A small number of pro-life activists want to overturn Roe v. Wade and ban abortion outright. Most Americans reject this position. Why shouldn't Democrats point out the decision of the Republican Party to align itself with the activists? Because every time they do so, they highlight their own absolutism on the issue. Within the past week, Americans have learned that as an Illinois legislator Obama voted against a bill that would have banned infanticide. (The bill was a pro-life trap, true, but nevertheless one that snared him.) Then there is the Democratic Party platform, which, despite claims to the contrary, shifted several steps to the left on abortion this election cycle. All language stating or implying that abortion might be a bad thing (like the brilliant Clintonian formulation affirming that abortion ought to be "safe, legal, and rare") has been stripped. In its place is the statement that the party support for Roe v. Wade (that is, abortion-on-demand through all trimesters) is "unequivocal."

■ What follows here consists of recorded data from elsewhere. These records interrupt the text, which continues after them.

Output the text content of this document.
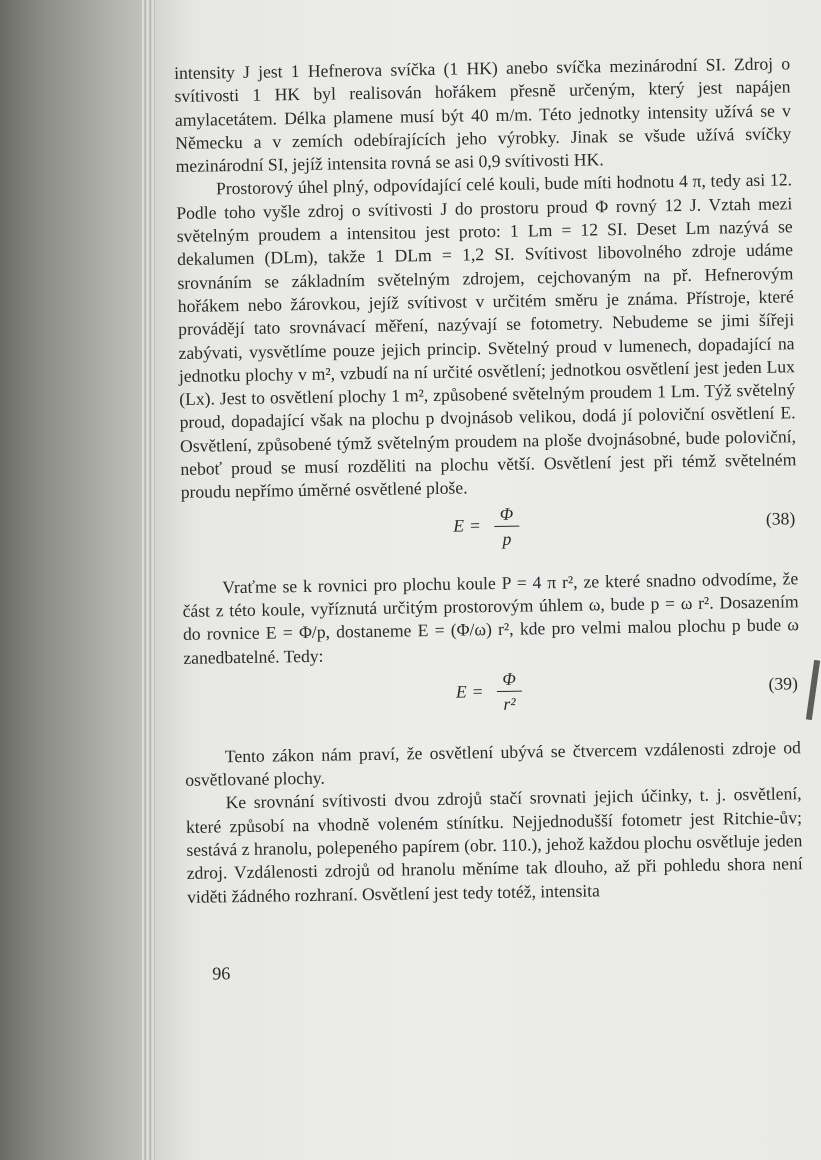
intensity J jest 1 Hefnerova svíčka (1 HK) anebo svíčka mezinárodní SI. Zdroj o svítivosti 1 HK byl realisován hořákem přesně určeným, který jest napájen amylacetátem. Délka plamene musí být 40 m/m. Této jednotky intensity užívá se v Německu a v zemích odebírajících jeho výrobky. Jinak se všude užívá svíčky mezinárodní SI, jejíž intensita rovná se asi 0,9 svítivosti HK.

Prostorový úhel plný, odpovídající celé kouli, bude míti hodnotu 4 π, tedy asi 12. Podle toho vyšle zdroj o svítivosti J do prostoru proud Φ rovný 12 J. Vztah mezi světelným proudem a intensitou jest proto: 1 Lm = 12 SI. Deset Lm nazývá se dekalumen (DLm), takže 1 DLm = 1,2 SI. Svítivost libovolného zdroje udáme srovnáním se základním světelným zdrojem, cejchovaným na př. Hefnerovým hořákem nebo žárovkou, jejíž svítivost v určitém směru je známa. Přístroje, které provádějí tato srovnávací měření, nazývají se fotometry. Nebudeme se jimi šířeji zabývati, vysvětlíme pouze jejich princip. Světelný proud v lumenech, dopadající na jednotku plochy v m², vzbudí na ní určité osvětlení; jednotkou osvětlení jest jeden Lux (Lx). Jest to osvětlení plochy 1 m², způsobené světelným proudem 1 Lm. Týž světelný proud, dopadající však na plochu p dvojnásob velikou, dodá jí poloviční osvětlení E. Osvětlení, způsobené týmž světelným proudem na ploše dvojnásobné, bude poloviční, neboť proud se musí rozděliti na plochu větší. Osvětlení jest při témž světelném proudu nepřímo úměrné osvětlené ploše.

$E = \frac{\Phi}{p}$	(38)

Vraťme se k rovnici pro plochu koule P = 4 π r², ze které snadno odvodíme, že část z této koule, vyříznutá určitým prostorovým úhlem ω, bude p = ω r². Dosazením do rovnice E = Φ/p, dostaneme E = (Φ/ω) r², kde pro velmi malou plochu p bude ω zanedbatelné. Tedy:

$E = \frac{\Phi}{\text{r²}}$	(39)

Tento zákon nám praví, že osvětlení ubývá se čtvercem vzdálenosti zdroje od osvětlované plochy.

Ke srovnání svítivosti dvou zdrojů stačí srovnati jejich účinky, t. j. osvětlení, které způsobí na vhodně voleném stínítku. Nejjednodušší fotometr jest Ritchie-ův; sestává z hranolu, polepeného papírem (obr. 110.), jehož každou plochu osvětluje jeden zdroj. Vzdálenosti zdrojů od hranolu měníme tak dlouho, až při pohledu shora není viděti žádného rozhraní. Osvětlení jest tedy totéž, intensita

96
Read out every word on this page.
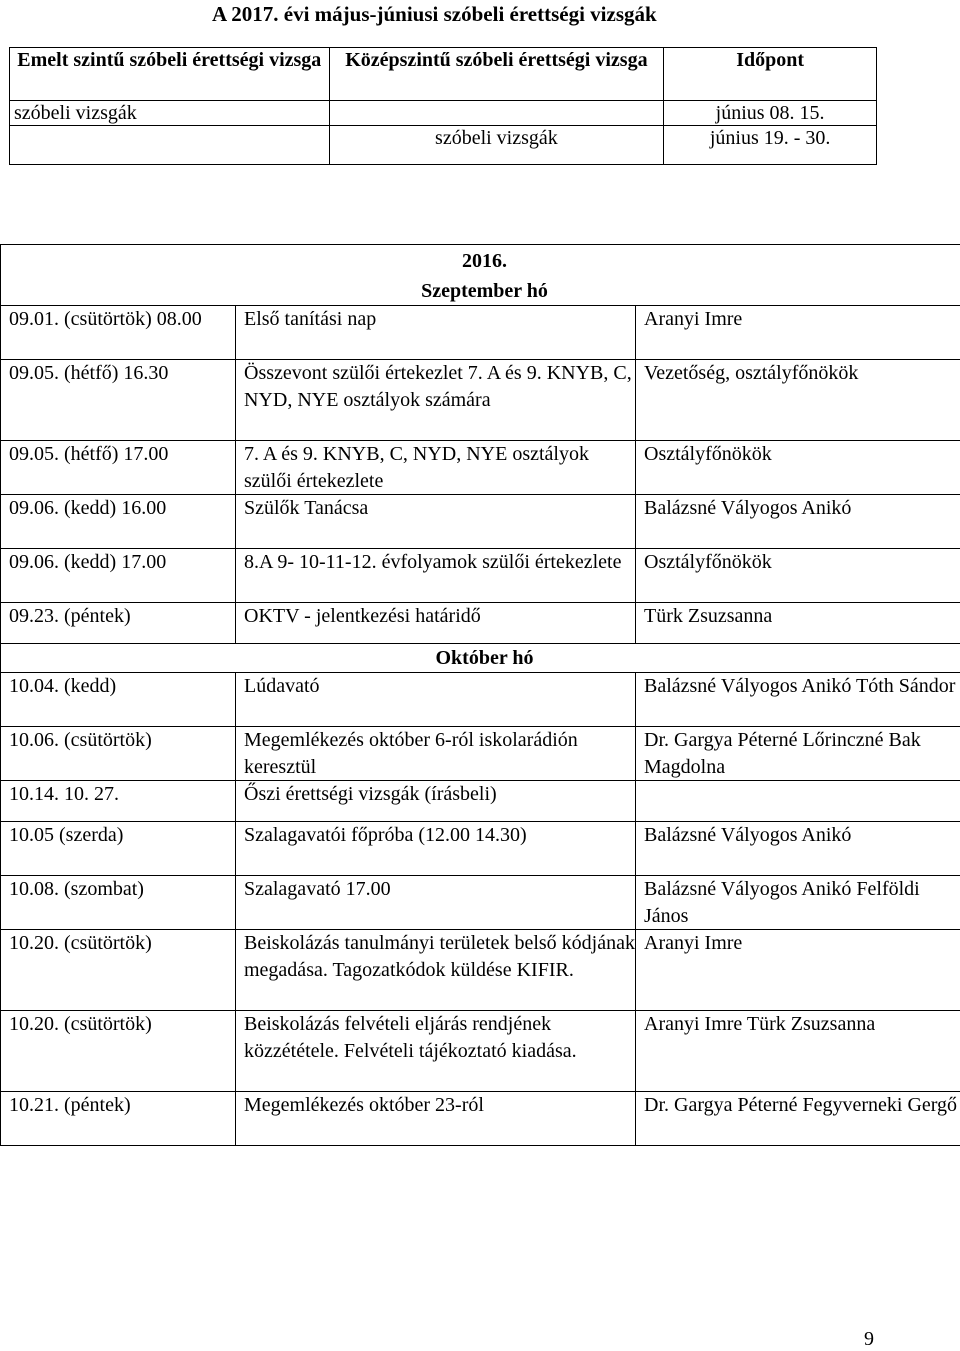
A 2017. évi május-júniusi szóbeli érettségi vizsgák
Emelt szintű szóbeli érettségi vizsga	Középszintű szóbeli érettségi vizsga	Időpont
szóbeli vizsgák		június 08. 15.
	szóbeli vizsgák	június 19. - 30.
2016.
Szeptember hó		

09.01. (csütörtök) 08.00	Első tanítási nap	Aranyi Imre
09.05. (hétfő) 16.30	Összevont szülői értekezlet 7. A és 9. KNYB, C, NYD, NYE osztályok számára	Vezetőség, osztályfőnökök
09.05. (hétfő) 17.00	7. A és 9. KNYB, C, NYD, NYE osztályok szülői értekezlete	Osztályfőnökök
09.06. (kedd) 16.00	Szülők Tanácsa	Balázsné Vályogos Anikó
09.06. (kedd) 17.00	8.A 9- 10-11-12. évfolyamok szülői értekezlete	Osztályfőnökök
09.23. (péntek)	OKTV - jelentkezési határidő	Türk Zsuzsanna

Október hó		

10.04. (kedd)	Lúdavató	Balázsné Vályogos Anikó Tóth Sándor
10.06. (csütörtök)	Megemlékezés október 6-ról iskolarádión keresztül	Dr. Gargya Péterné Lőrinczné Bak Magdolna
10.14. 10. 27.	Őszi érettségi vizsgák (írásbeli)	
10.05 (szerda)	Szalagavatói főpróba (12.00 14.30)	Balázsné Vályogos Anikó
10.08. (szombat)	Szalagavató 17.00	Balázsné Vályogos Anikó Felföldi János
10.20. (csütörtök)	Beiskolázás tanulmányi területek belső kódjának megadása. Tagozatkódok küldése KIFIR.	Aranyi Imre
10.20. (csütörtök)	Beiskolázás felvételi eljárás rendjének közzététele. Felvételi tájékoztató kiadása.	Aranyi Imre Türk Zsuzsanna
10.21. (péntek)	Megemlékezés október 23-ról	Dr. Gargya Péterné Fegyverneki Gergő
9
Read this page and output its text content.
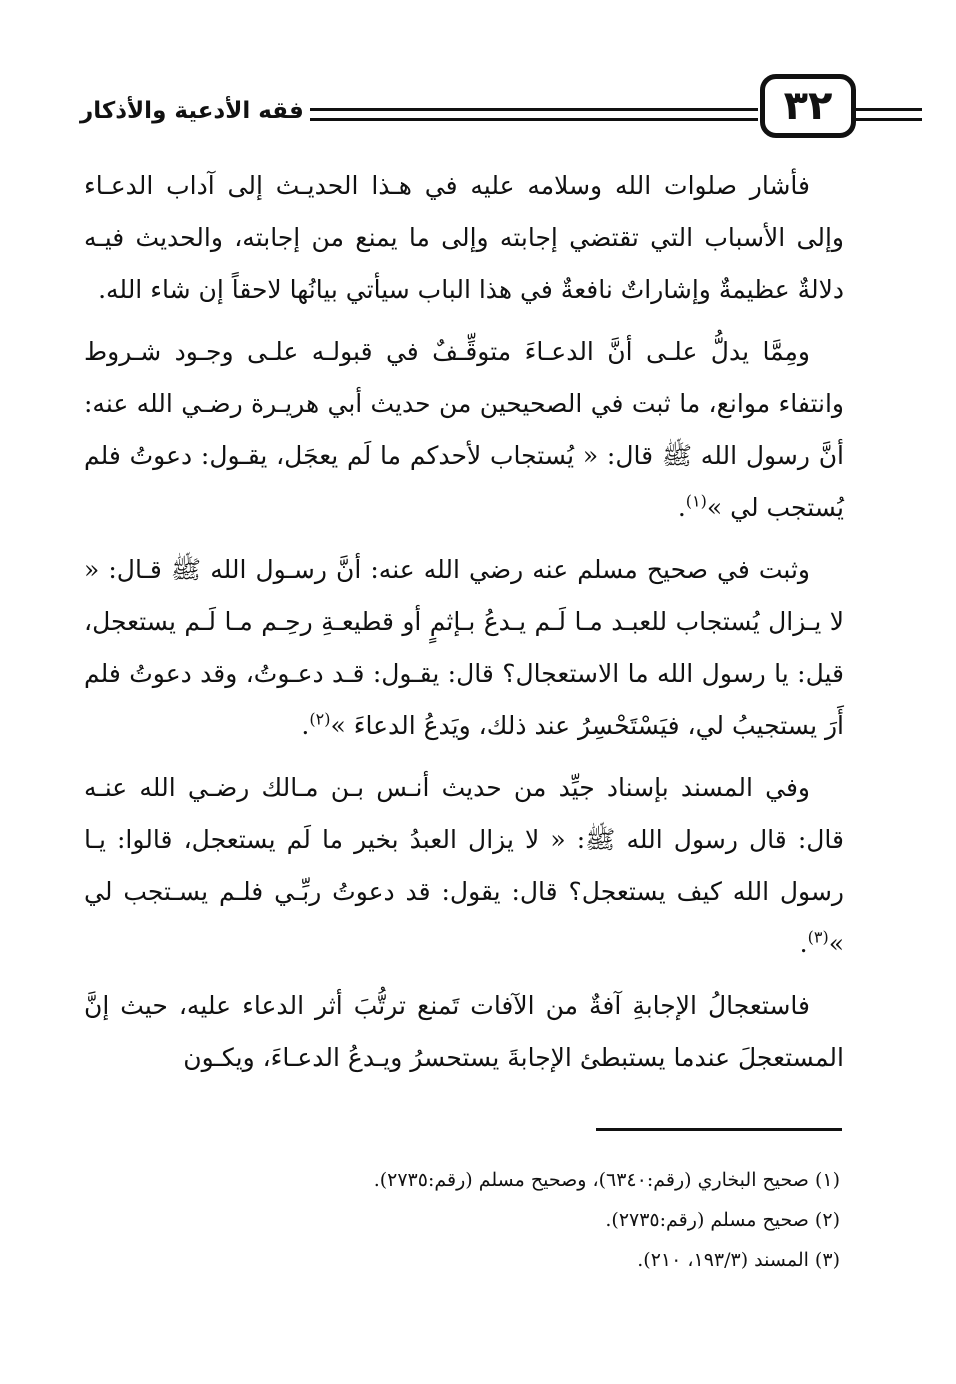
٣٢
فقه الأدعية والأذكار

فأشار صلوات الله وسلامه عليه في هـذا الحديـث إلى آداب الدعـاء وإلى الأسباب التي تقتضي إجابته وإلى ما يمنع من إجابته، والحديث فيـه دلالةٌ عظيمةٌ وإشاراتٌ نافعةٌ في هذا الباب سيأتي بيانُها لاحقاً إن شاء الله.

ومِمَّا يدلُّ علـى أنَّ الدعـاءَ متوقِّـفٌ في قبولـه علـى وجـود شـروط وانتفاء موانع، ما ثبت في الصحيحين من حديث أبي هريـرة رضـي الله عنه: أنَّ رسول الله ﷺ قال: « يُستجاب لأحدكم ما لَم يعجَل، يقـول: دعوتُ فلم يُستجب لي »$^{(١)}$.

وثبت في صحيح مسلم عنه رضي الله عنه: أنَّ رسـول الله ﷺ قـال: « لا يـزال يُستجاب للعبـد مـا لَـم يـدعُ بـإثمٍ أو قطيعـةِ رحِـم مـا لَـم يستعجل، قيل: يا رسول الله ما الاستعجال؟ قال: يقـول: قـد دعـوتُ، وقد دعوتُ فلم أَرَ يستجيبُ لي، فيَسْتَحْسِرُ عند ذلك، ويَدعُ الدعاءَ »$^{(٢)}$.

وفي المسند بإسناد جيِّد من حديث أنـس بـن مـالك رضـي الله عنـه قال: قال رسول الله ﷺ: « لا يزال العبدُ بخير ما لَم يستعجل، قالوا: يـا رسول الله كيف يستعجل؟ قال: يقول: قد دعوتُ ربِّـي فلـم يسـتجب لي »$^{(٣)}$.

فاستعجالُ الإجابةِ آفةٌ من الآفات تَمنع ترتُّبَ أثر الدعاء عليه، حيث إنَّ المستعجلَ عندما يستبطئ الإجابةَ يستحسرُ ويـدعُ الدعـاءَ، ويكـون

(١) صحيح البخاري (رقم:٦٣٤٠)، وصحيح مسلم (رقم:٢٧٣٥).

(٢) صحيح مسلم (رقم:٢٧٣٥).

(٣) المسند (١٩٣/٣، ٢١٠).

The facts are these: Just below 20 percent of Americans believe abortion should be legal in all cases and circumstances. A slightly smaller number believe it should be illegal in all cases and circumstances. The rest (roughly 60 percent) think it should "usually" be legal or "usually" illegal, showing that the views of a solid majority of Americans confound the purists on both sides of the spectrum. And yet both parties insist on sticking to their extreme positions. Given the current configuration of interest groups in American political life, it might be impossible for either party to moderate its official line on abortion. But given political reality, you'd think that self-interest would lead each one to keep its voice down when discussing its position on the issue.